In British Columbia, survey work was overseen by Walter Moberly, a former Colony of British Columbia land official and cabinet member, and involved steamboat support vessels on the Arrow Lakes and Columbia River, and on Kootenay Lake, Shuswap Lake, Seton Lake and others. The survey entailed the first detailed mapping of much of southern British Columbia, including remote areas such as the Coast Mountains icefields and a range of potential pass and route combinations, including new discoveries - the most notable and crucial of which was Rogers Pass through the Selkirk Mountains, but also less famously but no less crucially Eagle Pass through the Monashees.
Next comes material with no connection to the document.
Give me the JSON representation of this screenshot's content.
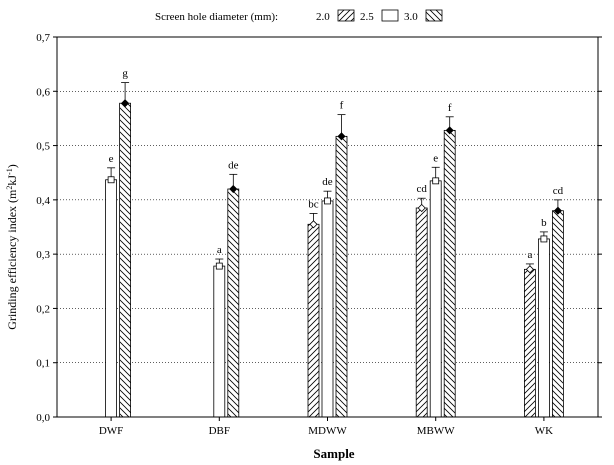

Routes investigated included those of the bronze rush-era Waddington's Road via Bute Inlet and the eventual Lillooet-Squamish-Howe Sound routing of the Pacific Great Eastern, led by Stanley Smith, that attempted to investigate a potential route from the head of the Lillooet River via Ring Pass and the Lillooet Icefield to the coast via the Bishop River, resulted in the disappearance of Smith's party. Glaciers in the Lillooet Icecap are named for him and his brother, who had also been in the group.